Em outubro assinalou-se o mês europeu da cibersegurança. A iniciativa, promovida pela Agência Europeia de Cibersegurança (ENISA) com o intuito de alertar para os riscos de segurança de "viver" no mundo online e promover boas práticas, permite colocar o foco no tema da segurança e é, sem dúvida, uma ação que aplaudimos e apoiamos, mas a realidade portuguesa exige mais.

Já lá vão cerca de oito meses desde que, por força da covid, muitos portugueses foram mandados para casa em teletrabalho. Foram meses duros e muitas organizações não resistiram. Algumas perceberam que a segurança digital anda de mãos dadas com a transição digital e colheram os frutos da aposta continuada e estratégica em (ciber)segurança, o que lhes valeu, por um lado, o reforço da confiança dos clientes e, por outro, a tranquilidade e continuidade dos serviços num período particularmente conturbado. A grande maioria, contudo, acelerou a transição digital, descurando a segurança na expectativa de que, mais tarde ou mais cedo, "tudo voltasse ao normal". Mas não voltou. O mundo mudou, e nunca mais será o mesmo.

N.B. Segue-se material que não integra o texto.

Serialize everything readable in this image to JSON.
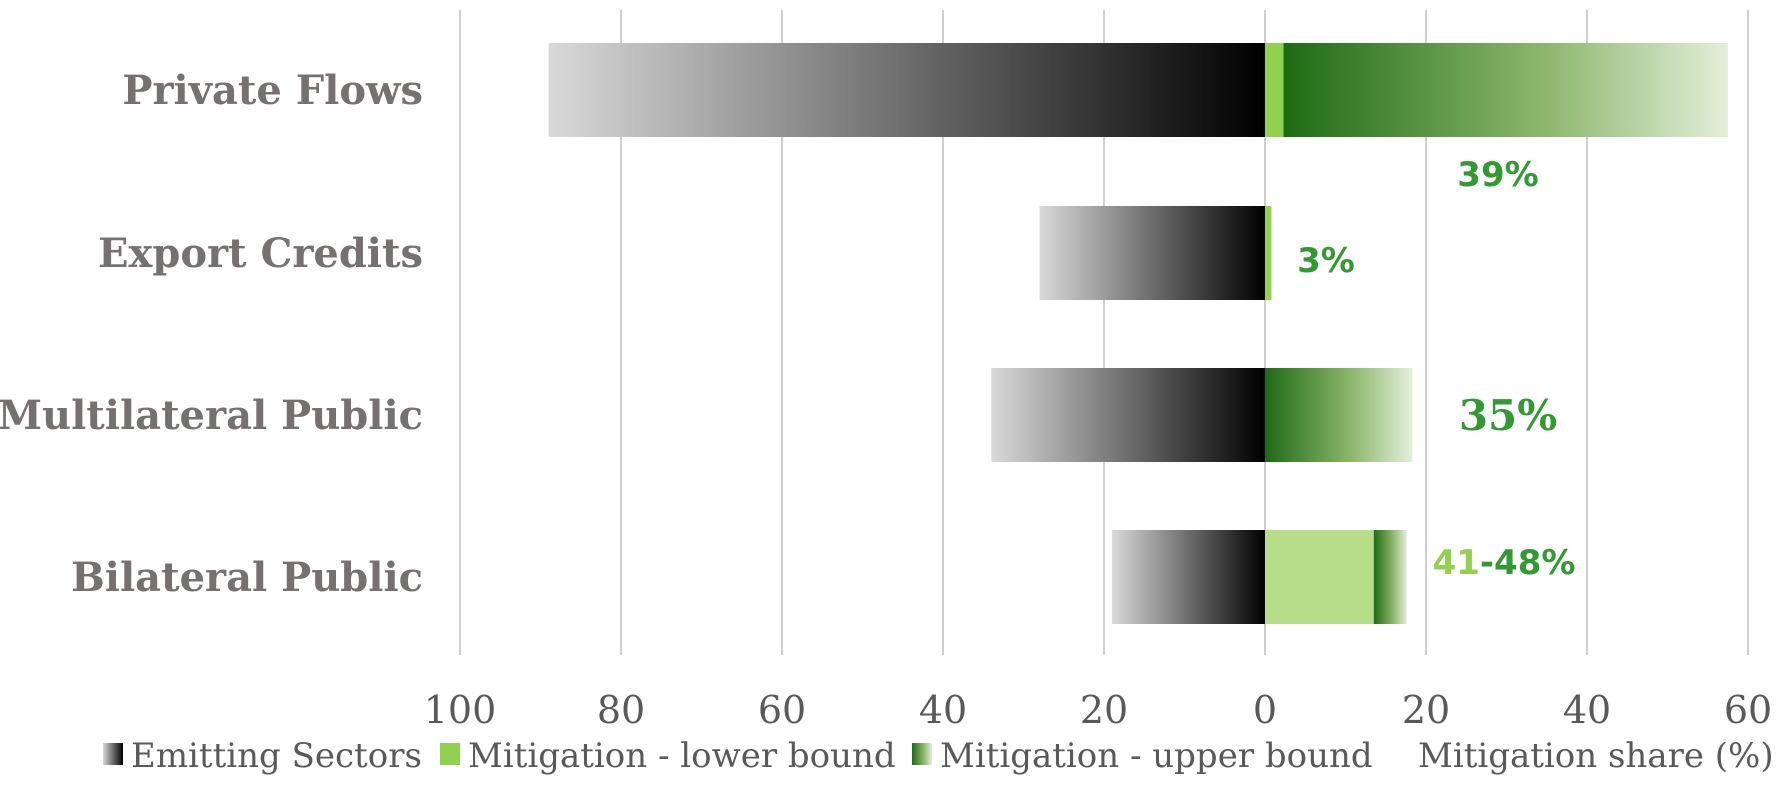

Este "novo normal", a que algumas organizações criaram resistência, veio para ficar. O teletrabalho vai continuar a ser a realidade dos próximos meses. Temos agora a possibilidade de aprender com a experiência do passado recente e a responsabilidade de fazer melhor e isso passa por colocar a cibersegurança no topo das prioridades, sendo que esta nada mais é do que uma dimensão da segurança e, como todos sabemos, sem segurança não há crescimento.

Praticamente toda a população portuguesa (83%) é utilizadora de internet, segundo os dados de janeiro deste ano. A isto acresce a regularidade com que o faz. O mais recente relatório sobre o tema do JRC (Comissão europeia) indica que os portugueses gastam em média, por dia, 2 horas e 09 minutos, só em redes sociais. Mas, se atendermos aos dados de janeiro, em que é contabilizado o tempo global na internet e não só nas redes sociais, cada português passa, diariamente, pelo menos 6 horas e 38 minutos online.

Não me cabe fazer qualquer tipo de julgamento sobre o tempo que cada cidadão passa no mundo online. Para mim, aliás, muito em virtude do meu trabalho, considero esta mudança, apesar de acelerada, perfeitamente natural, fruto do processo de globalização em curso, altamente ligada à revolução digital que atravessamos e que muito precisamos para melhor responder à pandemia.

Cabe-me, contudo, alertar para os riscos que os factos claramente apontam. Essas horas passadas online são também horas de exposição ao cibercrime. Tal como nós, também muitos criminosos estão mais online, pois também eles fizeram esta transição para o digital. Até porque, convenhamos, a prática do crime online permite ao criminoso ser mais bem-sucedido: lucra mais do que no crime tradicional, de maneira mais fácil e é mais difícil ser apanhado. Desde o início da pandemia, aliás, aproveitando-se da transição digital inesperada e prematura a que muitas organizações foram sujeitas, mas também da falta de resiliência em cibersegurança que já tinham, muitas empresas portuguesas foram digitalmente "assaltadas" e perderam enormes quantias de dinheiro.

Obviamente que a solução não passa por regredir e voltar novamente ao papel. Passa por, tal e qual como se fez em resposta ao crime tradicional, encontrar soluções para que não tenhamos de viver fechados em casa com medo de ser assaltados.

Implementar um conjunto de medidas de cibersegurança permite-nos usufruir deste admirável mundo novo digital sem medo e com o devido conhecimento e preparação. Permite-nos, ainda, crescer e responder a um mercado onde a concorrência é cada vez mais apertada. Permite-nos responder melhor aos nossos clientes, fidelizá-los, ter a sua confiança. É preciso a mesma postura e coragem que tivemos ao decidir saltar rapidamente para o mundo digital de forma a responder às novas necessidades do mercado face às condicionantes deste também novo período que vivemos. Basta reconhecer o problema e querer dar o passo estratégico de colocar o tema da cibersegurança na gestão de topo.